PPG Respiratory Rate Estimation: Extracting Breathing Rate from Photoplethysmography
Respiratory rate is the vital sign most sensitive to clinical deterioration, yet it is the least frequently and least accurately recorded in routine clinical practice. Early warning score systems for detecting patient deterioration (NEWS, MEWS) consistently identify respiratory rate as the strongest single predictor of adverse events including cardiac arrest, ICU admission, and death within 24 hours (Churpek et al., 2012; DOI: 10.1016/j.resuscitation.2012.02.009).

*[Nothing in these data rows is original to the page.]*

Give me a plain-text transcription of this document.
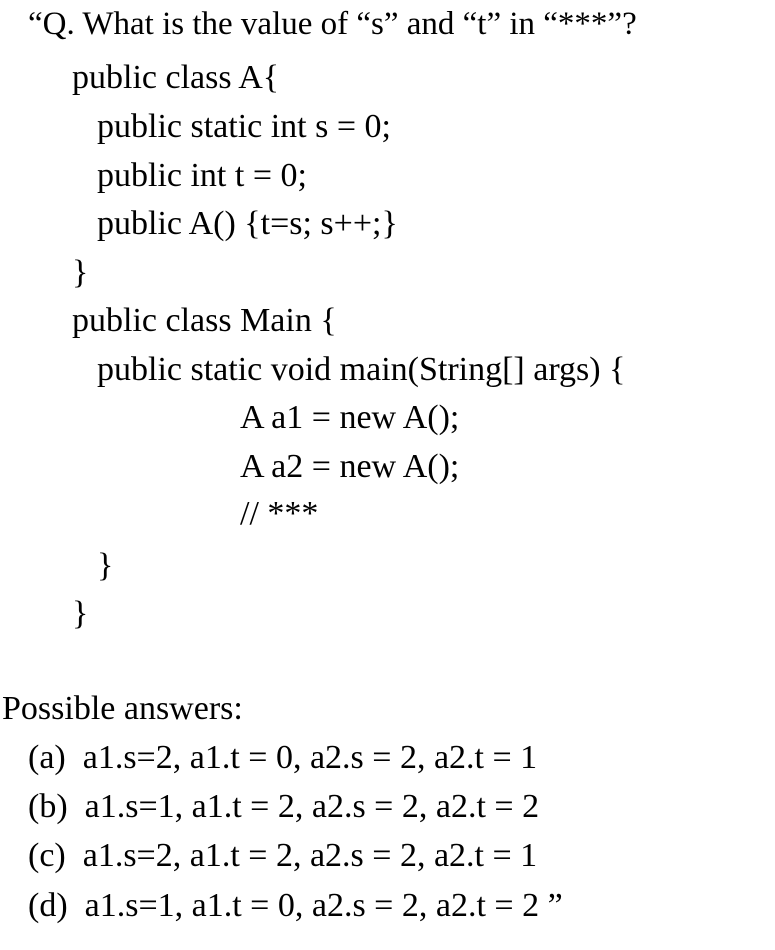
“Q. What is the value of “s” and “t” in “***”?
public class A{
public static int s = 0;
public int t = 0;
public A() {t=s; s++;}
}
public class Main {
public static void main(String[] args) {
A a1 = new A();
A a2 = new A();
// ***
}
}
Possible answers:
(a)  a1.s=2, a1.t = 0, a2.s = 2, a2.t = 1
(b)  a1.s=1, a1.t = 2, a2.s = 2, a2.t = 2
(c)  a1.s=2, a1.t = 2, a2.s = 2, a2.t = 1
(d)  a1.s=1, a1.t = 0, a2.s = 2, a2.t = 2 ”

The ability to extract continuous respiratory rate from PPG signals -- sensors already present in pulse oximeters on virtually every hospitalized patient and in billions of consumer wearables -- represents one of the most immediately clinically impactful applications of PPG technology.
This article provides a technical review of the three primary mechanisms by which respiration modulates the PPG waveform, the signal processing algorithms used to extract respiratory rate, fusion strategies for combining multiple respiratory estimates, and the accuracy benchmarks that define the current state of the art.

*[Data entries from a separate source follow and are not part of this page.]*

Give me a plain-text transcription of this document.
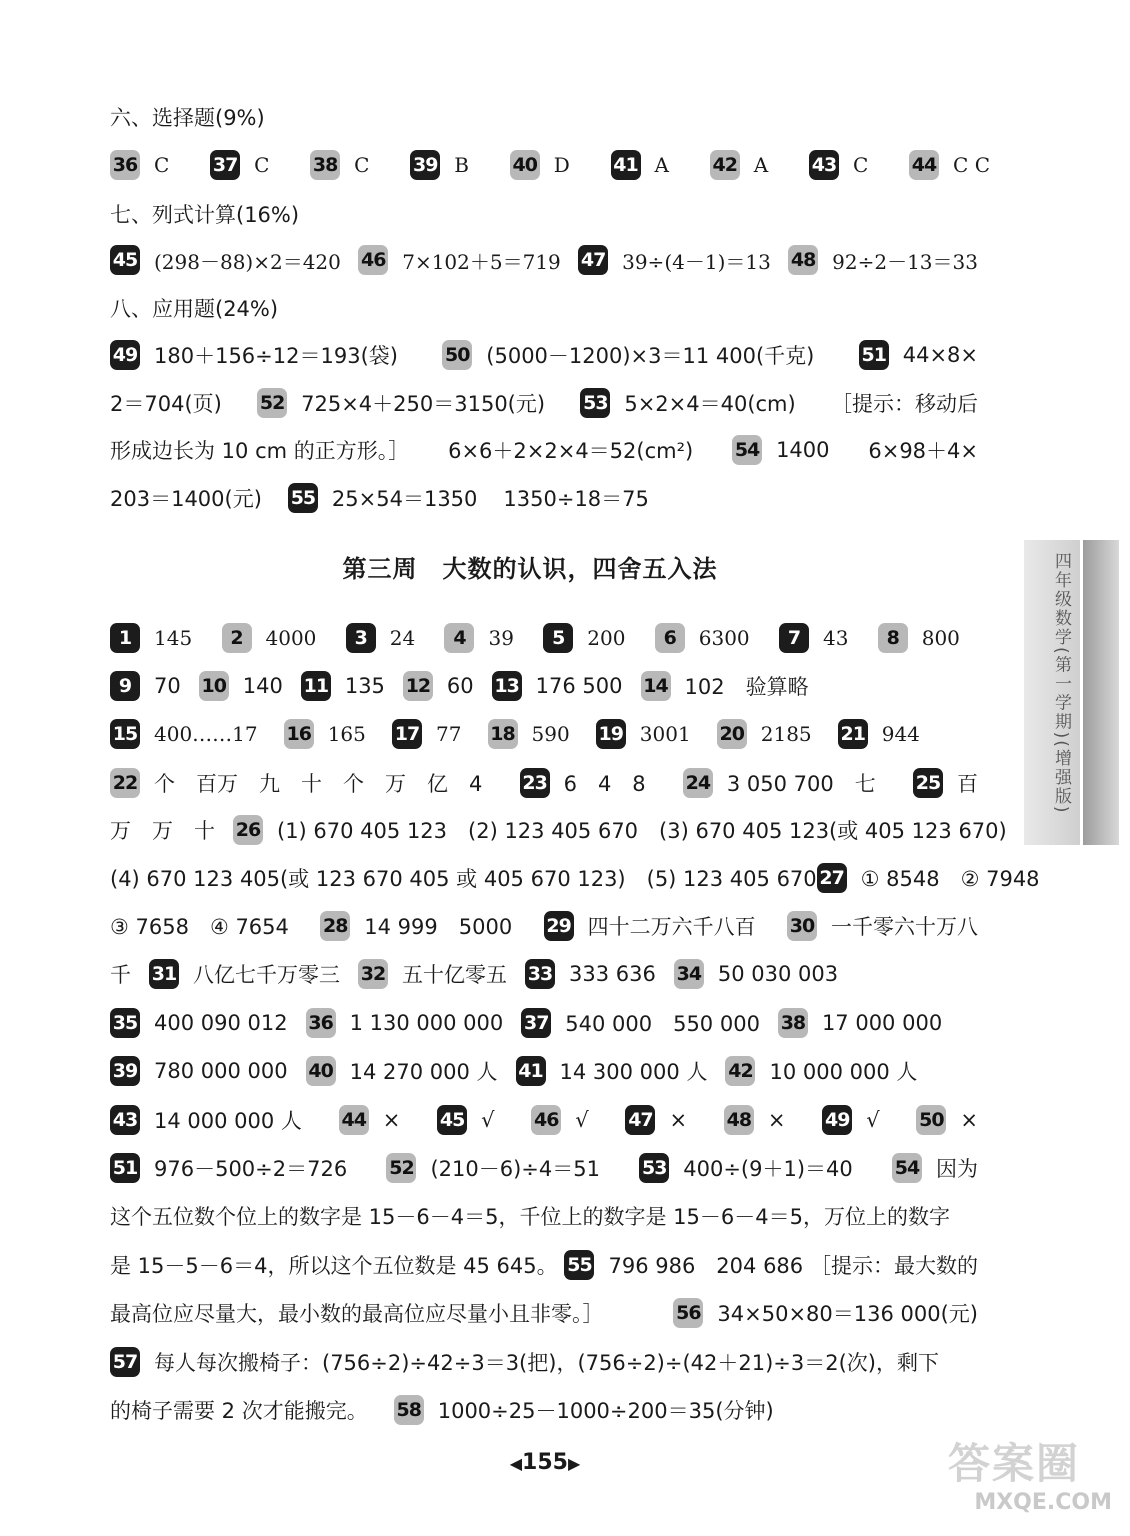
六、选择题(9%)
36 C 37 C 38 C 39 B 40 D 41 A 42 A 43 C 44 C C
七、列式计算(16%)
45 (298－88)×2＝420 46 7×102＋5＝719 47 39÷(4－1)＝13 48 92÷2－13＝33
八、应用题(24%)
49 180＋156÷12＝193(袋) 50 (5000－1200)×3＝11 400(千克) 51 44×8×
2＝704(页) 52 725×4＋250＝3150(元) 53 5×2×4＝40(cm) ［提示：移动后
形成边长为 10 cm 的正方形。］ 6×6＋2×2×4＝52(cm²) 54 1400 6×98＋4×
203＝1400(元) 55 25×54＝1350 1350÷18＝75
第三周　大数的认识，四舍五入法
1	145	2	4000	3	24	4	39	5	200	6	6300	7	43	8	800
9	70 10 140 11 135 12 60 13 176 500 14 102　验算略
15 400……17 16 165 17 77 18 590 19 3001 20 2185 21 944
22 个　百万　九　十　个　万　亿　4 23 6　4　8 24 3 050 700　七 25 百
万　万　十 26 (1) 670 405 123　(2) 123 405 670　(3) 670 405 123(或 405 123 670)
(4) 670 123 405(或 123 670 405 或 405 670 123)　(5) 123 405 670 27 ① 8548　② 7948
③ 7658　④ 7654 28 14 999　5000 29 四十二万六千八百 30 一千零六十万八
千 31 八亿七千万零三 32 五十亿零五 33 333 636 34 50 030 003
35 400 090 012 36 1 130 000 000 37 540 000　550 000 38 17 000 000
39 780 000 000 40 14 270 000 人 41 14 300 000 人 42 10 000 000 人
43 14 000 000 人 44 × 45 √ 46 √ 47 × 48 × 49 √ 50 ×
51 976－500÷2＝726 52 (210－6)÷4＝51 53 400÷(9＋1)＝40 54 因为
这个五位数个位上的数字是 15－6－4＝5，千位上的数字是 15－6－4＝5，万位上的数字
是 15－5－6＝4，所以这个五位数是 45 645。 55 796 986　204 686 ［提示：最大数的
最高位应尽量大，最小数的最高位应尽量小且非零。］	56 34×50×80＝136 000(元)
57 每人每次搬椅子：(756÷2)÷42÷3＝3(把)，(756÷2)÷(42＋21)÷3＝2(次)，剩下
的椅子需要 2 次才能搬完。 58 1000÷25－1000÷200＝35(分钟)
四年级数学(第一学期)(增强版)
◀155▶	答案圈
MXQE.COM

Physiological Mechanisms of Respiratory Modulation in PPG
Respiration influences the PPG waveform through three distinct physiological pathways, each producing a characteristic modulation pattern. Understanding these mechanisms is essential for designing robust extraction algorithms.
Respiratory-Induced Frequency Variation (RIFV)

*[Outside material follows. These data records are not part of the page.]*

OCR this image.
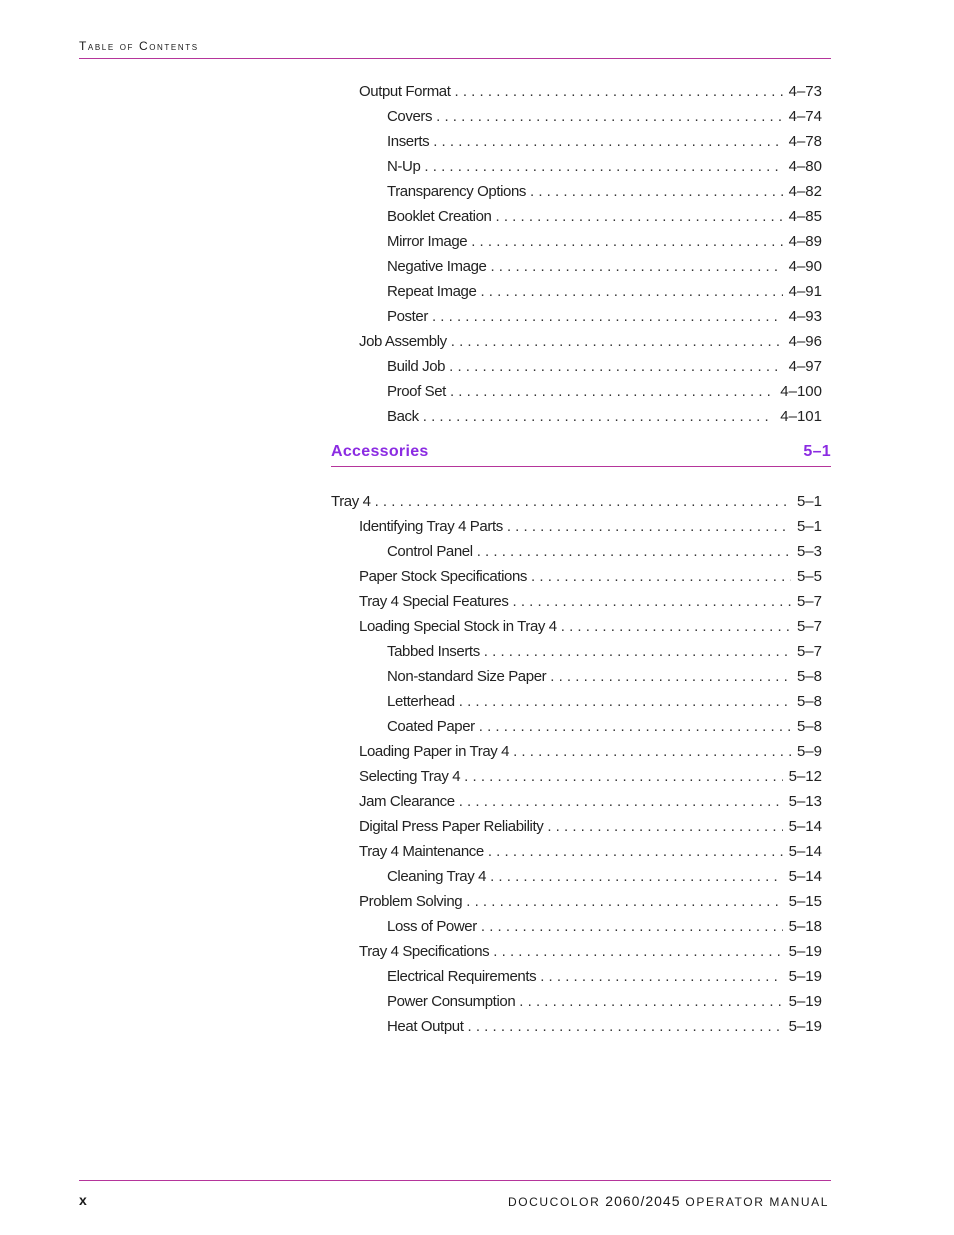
Table of Contents
Output Format . . .	4–73
Covers . . .	4–74
Inserts . . .	4–78
N-Up . . .	4–80
Transparency Options . . .	4–82
Booklet Creation . . .	4–85
Mirror Image . . .	4–89
Negative Image . . .	4–90
Repeat Image . . .	4–91
Poster . . .	4–93
Job Assembly . . .	4–96
Build Job . . .	4–97
Proof Set . . .	4–100
Back . . .	4–101
Accessories	5–1
Tray 4 . . .	5–1
Identifying Tray 4 Parts . . .	5–1
Control Panel . . .	5–3
Paper Stock Specifications . . .	5–5
Tray 4 Special Features . . .	5–7
Loading Special Stock in Tray 4 . . .	5–7
Tabbed Inserts . . .	5–7
Non-standard Size Paper . . .	5–8
Letterhead . . .	5–8
Coated Paper . . .	5–8
Loading Paper in Tray 4 . . .	5–9
Selecting Tray 4 . . .	5–12
Jam Clearance . . .	5–13
Digital Press Paper Reliability . . .	5–14
Tray 4 Maintenance . . .	5–14
Cleaning Tray 4 . . .	5–14
Problem Solving . . .	5–15
Loss of Power . . .	5–18
Tray 4 Specifications . . .	5–19
Electrical Requirements . . .	5–19
Power Consumption . . .	5–19
Heat Output . . .	5–19
x	DOCUCOLOR 2060/2045 OPERATOR MANUAL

Respiratory sinus arrhythmia (RSA) is the physiological variation in heart rate synchronized with breathing: heart rate increases during inspiration and decreases during expiration. This is mediated primarily by vagal modulation of the sinoatrial node and is modulated by lung stretch receptors, central respiratory drive, and baroreflex interactions.
RSA produces a frequency modulation of the PPG inter-beat interval (IBI) series. The instantaneous heart rate oscillates at the respiratory frequency, and this oscillation can be extracted by analyzing the IBI time series in the frequency domain. The respiratory frequency appears as a spectral peak in the 0.15-0.4 Hz band (corresponding to 9-24 breaths per minute) of the IBI power spectrum, which is the high-frequency (HF) component of heart rate variability.
RIFV is the most robust respiratory modulation in young, healthy individuals at rest, where RSA amplitude can reach 10-20 BPM peak-to-peak. However, RSA amplitude decreases markedly with age (Anrep et al., 1936; confirmed by numerous subsequent studies), at high heart rates, in patients with autonomic neuropathy (common in diabetes), and with certain medications (atropine, beta-blockers). In elderly or critically ill patients, RIFV may be too weak to detect reliably.
Respiratory-Induced Amplitude Variation (RIAV)
Changes in intrathoracic pressure during the respiratory cycle alter venous return to the heart and consequently stroke volume. During spontaneous (negative-pressure) inspiration, intrathoracic pressure decreases, increasing venous return to the right heart but initially decreasing left ventricular filling due to pulmonary vascular pooling. This produces beat-to-beat variation in stroke volume and arterial pulse pressure, which manifests as amplitude modulation of the PPG waveform.
The RIAV envelope is extracted by measuring the peak-to-peak amplitude (or systolic peak amplitude) of each PPG pulse and analyzing the resulting amplitude time series. The respiratory frequency appears as an oscillation in this envelope. Lázaro et al. (2014) demonstrated that RIAV provides complementary respiratory information to RIFV and is particularly valuable when RSA is attenuated (DOI: 10.1088/0967-3334/35/7/1407).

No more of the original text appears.